“Scusa, caro, hai venti
centesimi?” “Scusa, caro, hai venti
centesimi?” La richiesta è umile, quasi
onesta. Seduto a gambe incrociate, mi ringrazia e mi saluta con un sorriso mesto,
rassegnato. Ha la barba di un
fachiro e lo sguardo dolce, perso, di Siddharta nel momento
dell’illuminazione: l’uno all’imbocco, in basso, delle due scalinate divergenti della sotterranea che ingoia
gambe e destini, fra la luce del
giugno piovoso e la penombra artificiale; l’altro sotto un banano,
fermo da secoli nel nulla che pulsa. Nel gioco della metempsicosi chi è chi e perché? Le rotaie oggi
trasmettono un’insolita vibrazione,
incontrollata, che rimbomba nei muscoli, nelle viscere, mentre voci
s’accavallano nel dove di caos in cui
staziono; è una cacofonia che annienta ogni senso compiuto degli
eventi.
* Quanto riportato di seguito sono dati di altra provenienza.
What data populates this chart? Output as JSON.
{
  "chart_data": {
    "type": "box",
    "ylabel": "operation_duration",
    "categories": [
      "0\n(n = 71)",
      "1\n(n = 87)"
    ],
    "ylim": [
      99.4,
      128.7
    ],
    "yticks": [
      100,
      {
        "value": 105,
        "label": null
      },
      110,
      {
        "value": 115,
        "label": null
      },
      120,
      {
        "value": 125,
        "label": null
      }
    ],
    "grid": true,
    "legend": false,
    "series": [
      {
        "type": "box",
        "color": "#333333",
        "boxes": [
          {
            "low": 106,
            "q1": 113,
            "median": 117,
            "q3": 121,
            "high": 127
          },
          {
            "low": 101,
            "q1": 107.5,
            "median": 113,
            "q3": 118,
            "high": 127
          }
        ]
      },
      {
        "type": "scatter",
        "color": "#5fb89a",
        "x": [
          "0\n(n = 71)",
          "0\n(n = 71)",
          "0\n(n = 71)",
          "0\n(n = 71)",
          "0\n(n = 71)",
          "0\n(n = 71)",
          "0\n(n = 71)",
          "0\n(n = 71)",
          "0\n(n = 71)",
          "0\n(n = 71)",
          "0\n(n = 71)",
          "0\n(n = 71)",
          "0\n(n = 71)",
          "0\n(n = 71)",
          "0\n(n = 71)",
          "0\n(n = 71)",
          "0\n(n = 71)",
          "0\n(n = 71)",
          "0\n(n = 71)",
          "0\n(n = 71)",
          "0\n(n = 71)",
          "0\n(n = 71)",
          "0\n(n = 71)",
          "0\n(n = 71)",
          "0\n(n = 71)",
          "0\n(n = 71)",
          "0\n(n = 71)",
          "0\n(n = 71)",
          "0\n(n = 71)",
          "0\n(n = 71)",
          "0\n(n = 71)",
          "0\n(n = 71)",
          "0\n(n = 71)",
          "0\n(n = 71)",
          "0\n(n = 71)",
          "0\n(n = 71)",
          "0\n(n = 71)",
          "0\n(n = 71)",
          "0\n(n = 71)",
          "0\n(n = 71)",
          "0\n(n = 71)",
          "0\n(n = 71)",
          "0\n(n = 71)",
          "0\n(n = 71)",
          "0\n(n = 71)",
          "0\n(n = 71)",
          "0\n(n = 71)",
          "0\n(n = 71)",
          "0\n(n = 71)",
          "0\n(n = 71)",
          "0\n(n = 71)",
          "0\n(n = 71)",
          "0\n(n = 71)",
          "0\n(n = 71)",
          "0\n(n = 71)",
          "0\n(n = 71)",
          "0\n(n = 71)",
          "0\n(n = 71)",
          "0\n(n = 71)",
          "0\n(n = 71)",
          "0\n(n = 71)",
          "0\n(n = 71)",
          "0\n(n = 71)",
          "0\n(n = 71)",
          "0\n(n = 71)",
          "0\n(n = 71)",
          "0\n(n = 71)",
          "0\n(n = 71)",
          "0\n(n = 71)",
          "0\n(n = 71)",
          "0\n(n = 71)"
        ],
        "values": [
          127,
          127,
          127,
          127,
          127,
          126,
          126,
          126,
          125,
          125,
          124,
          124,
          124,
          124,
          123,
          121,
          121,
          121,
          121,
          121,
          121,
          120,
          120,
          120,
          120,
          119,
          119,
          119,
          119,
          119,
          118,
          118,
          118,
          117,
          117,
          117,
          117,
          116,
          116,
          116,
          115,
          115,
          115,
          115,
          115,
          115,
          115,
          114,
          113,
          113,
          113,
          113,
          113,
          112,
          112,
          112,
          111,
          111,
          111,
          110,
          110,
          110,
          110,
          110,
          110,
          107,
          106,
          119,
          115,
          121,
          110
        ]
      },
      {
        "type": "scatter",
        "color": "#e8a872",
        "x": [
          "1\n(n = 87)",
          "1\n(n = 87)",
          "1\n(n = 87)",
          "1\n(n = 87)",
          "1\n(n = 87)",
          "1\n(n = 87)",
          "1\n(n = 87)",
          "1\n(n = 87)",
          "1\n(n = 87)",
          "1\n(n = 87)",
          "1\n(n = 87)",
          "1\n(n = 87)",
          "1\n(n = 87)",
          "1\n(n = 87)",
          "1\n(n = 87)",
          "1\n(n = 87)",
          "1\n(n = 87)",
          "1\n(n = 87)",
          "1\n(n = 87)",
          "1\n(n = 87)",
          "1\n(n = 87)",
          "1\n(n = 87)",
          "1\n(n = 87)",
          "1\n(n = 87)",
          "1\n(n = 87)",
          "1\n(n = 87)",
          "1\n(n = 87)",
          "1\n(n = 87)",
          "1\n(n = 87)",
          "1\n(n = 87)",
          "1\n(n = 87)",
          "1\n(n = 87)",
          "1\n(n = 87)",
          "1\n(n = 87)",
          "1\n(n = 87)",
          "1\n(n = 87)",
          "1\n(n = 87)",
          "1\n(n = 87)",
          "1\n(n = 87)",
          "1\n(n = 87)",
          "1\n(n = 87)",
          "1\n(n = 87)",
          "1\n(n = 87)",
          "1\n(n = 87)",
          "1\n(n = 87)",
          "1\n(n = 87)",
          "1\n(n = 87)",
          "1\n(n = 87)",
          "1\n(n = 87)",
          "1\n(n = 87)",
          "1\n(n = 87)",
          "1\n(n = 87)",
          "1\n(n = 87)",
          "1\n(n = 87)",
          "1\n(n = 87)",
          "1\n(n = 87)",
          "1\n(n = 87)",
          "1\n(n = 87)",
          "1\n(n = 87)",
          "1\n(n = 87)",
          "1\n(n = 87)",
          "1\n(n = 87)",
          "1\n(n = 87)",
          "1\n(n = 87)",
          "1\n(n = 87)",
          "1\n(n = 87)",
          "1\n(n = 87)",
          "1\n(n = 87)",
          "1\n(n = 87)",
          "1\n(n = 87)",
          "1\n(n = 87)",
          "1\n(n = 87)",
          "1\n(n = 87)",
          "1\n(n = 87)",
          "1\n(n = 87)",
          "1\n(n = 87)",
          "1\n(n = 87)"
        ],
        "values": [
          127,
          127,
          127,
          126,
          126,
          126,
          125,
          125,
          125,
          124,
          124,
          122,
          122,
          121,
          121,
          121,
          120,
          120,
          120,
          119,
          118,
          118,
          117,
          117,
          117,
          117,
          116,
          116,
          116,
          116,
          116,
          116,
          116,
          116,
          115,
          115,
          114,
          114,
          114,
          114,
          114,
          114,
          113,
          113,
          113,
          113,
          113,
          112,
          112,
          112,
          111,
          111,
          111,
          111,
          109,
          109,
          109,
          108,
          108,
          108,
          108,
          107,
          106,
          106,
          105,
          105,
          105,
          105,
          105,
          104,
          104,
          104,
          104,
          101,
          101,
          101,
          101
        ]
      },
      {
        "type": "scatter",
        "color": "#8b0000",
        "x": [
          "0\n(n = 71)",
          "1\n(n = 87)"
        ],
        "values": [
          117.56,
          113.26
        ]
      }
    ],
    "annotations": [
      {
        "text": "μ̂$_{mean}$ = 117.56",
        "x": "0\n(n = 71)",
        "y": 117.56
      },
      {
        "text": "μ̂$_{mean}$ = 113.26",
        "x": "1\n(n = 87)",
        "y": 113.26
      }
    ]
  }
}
Riflessi baluginano nella
galleria, parole ispaniche e illiriche
corrono, si rincorrono nello statico
cielo del vagone. Valigie ingombrano lo spazio. “Domani parliamo con calma.
Bacione.” In piedi sul segmento di
congiunzione fra scompartimenti fa
stretching di dita un giovane dai baffetti da
moschettiere, quasi un esorcismo al
sangue che ristagna. Due fidanzati si sfiorano le
labbra: l’innocenza del gesto mi
sconcerta. Il cielo è nere volute, circonvoluzioni di pensieri
abbandonati, alla deriva verso i confini che t’affliggono e non vedi. Sirene cantano la canzone del
dolore. Il traffico scorre immemore. Vino bianco ghiacciato e
sigarette che ardono come piccoli
vulcani preistorici. Rondini s’incrociano nei
ritagli di cielo consentiti, rugginose piume di
nostalgia. Brevi scorci di sereno. Granelli di polvere
rossa sui tavolini e sulle sedie di
plastica. Il deserto giunge da lontano; il deserto è dentro di noi: avanza ogni giorno macerando con la sferza del
vento; cedono anche le ombre degli
alberi. Un profumo mi assale come un sentimento che non
riconosco più, smarrito nei meandri sfibrati di giorni tutti uguali. [Milano, lunedì 24 giugno 2024]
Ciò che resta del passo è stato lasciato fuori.